At about the same time that I picked up a copy of Eat to Live I was also introduced to a book called Volumetrics. The authors of both of these books ascribe to the same philosophy that in order to lose weight and keep it off in the long run you must consume a large volume of healthy, low calorie food. It's pretty simple actually. Fill your plate with lots and lots of vegetables, fruits, beans and real whole grains, a little bit of nuts, seeds and avocado and let nature do the rest. Low fat dairy, low fat animal protein and oils may be consumed sparingly, if at all. The rest of the food that's out there--all of the processed garbage that fills every supermarket shelf--just leave it there. It doesn't belong in the human body.
Pretty big shift from how I had been eating, even how I had been eating on Weight Watchers. But I was intrigued by all of this because I absolutely knew where following the Weight Watchers plan had ended me in the past. Not that I don't think that Weight Watchers has many amazing things to offer, it's just far from perfect.
So I started incorporating the principles of Eat to Live and Volumetrics while counting Weight Watchers points and I lost all of the weight that I needed to relatively quickly and without much fuss. It took me about a year and I lost 50 pounds. That's about one pound per week. To expect more than that is to set yourself up for failure. A long term solution to this problem is what I know we are all after. Not a quick fix that will never withstand the test of time. Now you and your husband may lose a lot of weight at first following the Eat to Live plan--consider it a bonus, but that was not my experience. It was all a rather uneventful slow and steady loss.

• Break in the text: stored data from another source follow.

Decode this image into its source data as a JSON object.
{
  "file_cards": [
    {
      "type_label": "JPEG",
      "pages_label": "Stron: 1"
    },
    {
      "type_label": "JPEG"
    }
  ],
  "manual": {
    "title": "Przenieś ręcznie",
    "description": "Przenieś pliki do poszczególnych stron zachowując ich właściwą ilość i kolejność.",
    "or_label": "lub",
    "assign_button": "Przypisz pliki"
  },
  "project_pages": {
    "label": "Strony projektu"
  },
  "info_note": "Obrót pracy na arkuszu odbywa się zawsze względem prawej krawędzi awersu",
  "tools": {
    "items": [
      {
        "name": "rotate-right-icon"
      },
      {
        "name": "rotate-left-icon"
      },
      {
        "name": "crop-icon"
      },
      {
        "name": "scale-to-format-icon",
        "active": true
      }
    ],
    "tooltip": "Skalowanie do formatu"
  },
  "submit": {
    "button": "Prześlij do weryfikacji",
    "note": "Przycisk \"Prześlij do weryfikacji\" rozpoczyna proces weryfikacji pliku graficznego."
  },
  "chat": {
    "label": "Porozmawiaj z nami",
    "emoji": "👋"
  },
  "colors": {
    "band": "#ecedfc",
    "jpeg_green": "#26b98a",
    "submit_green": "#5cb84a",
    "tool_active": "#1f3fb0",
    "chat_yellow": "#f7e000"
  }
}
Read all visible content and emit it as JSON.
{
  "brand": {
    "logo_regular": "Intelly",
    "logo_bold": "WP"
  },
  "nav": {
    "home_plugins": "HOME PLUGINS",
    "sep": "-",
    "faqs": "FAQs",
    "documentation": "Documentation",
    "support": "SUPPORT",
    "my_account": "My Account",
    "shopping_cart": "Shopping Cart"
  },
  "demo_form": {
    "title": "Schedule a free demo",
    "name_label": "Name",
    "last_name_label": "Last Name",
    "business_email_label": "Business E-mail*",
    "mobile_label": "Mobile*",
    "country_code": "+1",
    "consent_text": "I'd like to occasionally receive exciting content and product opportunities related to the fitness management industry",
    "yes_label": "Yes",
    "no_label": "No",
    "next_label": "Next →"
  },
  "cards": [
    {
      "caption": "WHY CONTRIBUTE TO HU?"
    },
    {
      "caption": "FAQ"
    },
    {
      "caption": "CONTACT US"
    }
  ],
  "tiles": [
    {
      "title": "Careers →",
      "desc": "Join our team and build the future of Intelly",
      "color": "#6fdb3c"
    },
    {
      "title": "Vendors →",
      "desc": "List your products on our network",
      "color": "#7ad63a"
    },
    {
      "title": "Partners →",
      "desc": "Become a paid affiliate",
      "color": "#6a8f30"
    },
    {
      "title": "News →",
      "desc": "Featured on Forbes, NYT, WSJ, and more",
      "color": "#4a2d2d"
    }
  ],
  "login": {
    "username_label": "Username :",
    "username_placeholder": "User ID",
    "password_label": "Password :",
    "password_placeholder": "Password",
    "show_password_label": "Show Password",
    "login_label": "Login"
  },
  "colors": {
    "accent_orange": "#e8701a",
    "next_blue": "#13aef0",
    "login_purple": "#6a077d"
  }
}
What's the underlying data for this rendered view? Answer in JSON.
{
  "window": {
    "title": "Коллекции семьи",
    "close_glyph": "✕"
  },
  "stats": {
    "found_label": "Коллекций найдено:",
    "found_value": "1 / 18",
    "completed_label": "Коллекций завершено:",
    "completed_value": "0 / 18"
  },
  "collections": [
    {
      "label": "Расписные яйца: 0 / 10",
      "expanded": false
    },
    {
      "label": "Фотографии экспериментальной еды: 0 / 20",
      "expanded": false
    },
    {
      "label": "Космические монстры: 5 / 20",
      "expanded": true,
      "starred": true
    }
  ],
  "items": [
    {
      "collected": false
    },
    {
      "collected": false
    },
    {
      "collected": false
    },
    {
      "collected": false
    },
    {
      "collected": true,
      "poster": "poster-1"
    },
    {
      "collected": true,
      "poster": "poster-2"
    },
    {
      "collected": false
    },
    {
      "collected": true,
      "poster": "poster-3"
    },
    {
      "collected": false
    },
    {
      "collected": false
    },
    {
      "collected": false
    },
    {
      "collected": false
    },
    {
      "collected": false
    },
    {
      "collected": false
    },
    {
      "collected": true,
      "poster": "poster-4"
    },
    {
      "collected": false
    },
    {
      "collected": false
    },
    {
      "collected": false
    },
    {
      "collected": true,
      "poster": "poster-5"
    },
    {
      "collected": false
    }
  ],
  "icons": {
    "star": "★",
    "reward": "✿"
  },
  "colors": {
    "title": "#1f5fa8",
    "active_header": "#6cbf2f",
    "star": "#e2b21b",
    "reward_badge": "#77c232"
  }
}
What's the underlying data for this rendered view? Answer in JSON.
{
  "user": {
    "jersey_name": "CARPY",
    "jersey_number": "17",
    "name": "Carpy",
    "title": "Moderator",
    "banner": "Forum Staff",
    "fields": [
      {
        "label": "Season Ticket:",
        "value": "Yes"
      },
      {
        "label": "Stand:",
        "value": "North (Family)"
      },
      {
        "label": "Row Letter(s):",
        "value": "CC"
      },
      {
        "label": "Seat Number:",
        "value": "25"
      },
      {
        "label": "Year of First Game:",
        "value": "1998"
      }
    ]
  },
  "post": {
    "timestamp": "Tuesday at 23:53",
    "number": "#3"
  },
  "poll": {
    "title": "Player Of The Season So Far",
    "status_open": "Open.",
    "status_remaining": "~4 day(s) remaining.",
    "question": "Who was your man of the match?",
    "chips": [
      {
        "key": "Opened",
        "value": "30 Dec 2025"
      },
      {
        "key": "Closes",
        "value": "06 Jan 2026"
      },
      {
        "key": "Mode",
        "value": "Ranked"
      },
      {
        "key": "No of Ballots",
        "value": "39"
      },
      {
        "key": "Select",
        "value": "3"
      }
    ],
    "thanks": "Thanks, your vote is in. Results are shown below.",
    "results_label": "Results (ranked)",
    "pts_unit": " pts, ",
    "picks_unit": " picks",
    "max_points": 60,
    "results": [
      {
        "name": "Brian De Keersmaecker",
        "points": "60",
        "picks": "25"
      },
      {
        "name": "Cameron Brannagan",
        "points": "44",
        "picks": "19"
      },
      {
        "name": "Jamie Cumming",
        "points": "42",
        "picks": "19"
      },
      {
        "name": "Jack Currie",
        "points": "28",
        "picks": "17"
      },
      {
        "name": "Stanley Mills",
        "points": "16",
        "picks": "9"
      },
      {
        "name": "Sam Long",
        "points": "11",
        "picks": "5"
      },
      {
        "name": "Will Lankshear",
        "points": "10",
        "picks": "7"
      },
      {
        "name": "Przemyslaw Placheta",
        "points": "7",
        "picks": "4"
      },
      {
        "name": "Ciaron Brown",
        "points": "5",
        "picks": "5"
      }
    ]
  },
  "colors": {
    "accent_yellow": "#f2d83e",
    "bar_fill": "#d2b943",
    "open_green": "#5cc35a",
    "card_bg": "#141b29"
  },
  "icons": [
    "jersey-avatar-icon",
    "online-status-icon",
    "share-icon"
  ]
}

About a year into this, I reached my "goal" weight with Weight Watchers. I was thinner than I had been since I was 15 years old. This new low didn't last but a moment. I had trouble continuing to count points, something that I struggle with to this day. I wish I could get back to that place of religiously tracking what I eat, but I haven't been able to. What I have not struggled with FOR A SECOND is continuing to eat a no-added-fat, vegan diet that is high in vegetables, fruit and beans. It is this that is the lasting change with food that I have been searching for my entire life. My new relationship with food is unrecognizable to my old one. I am a new person. I'm not nearly as thin as I was six months ago, but I am a healthy and happy version of myself, free of food addiction and hating my body. I feel confident and strong, finally!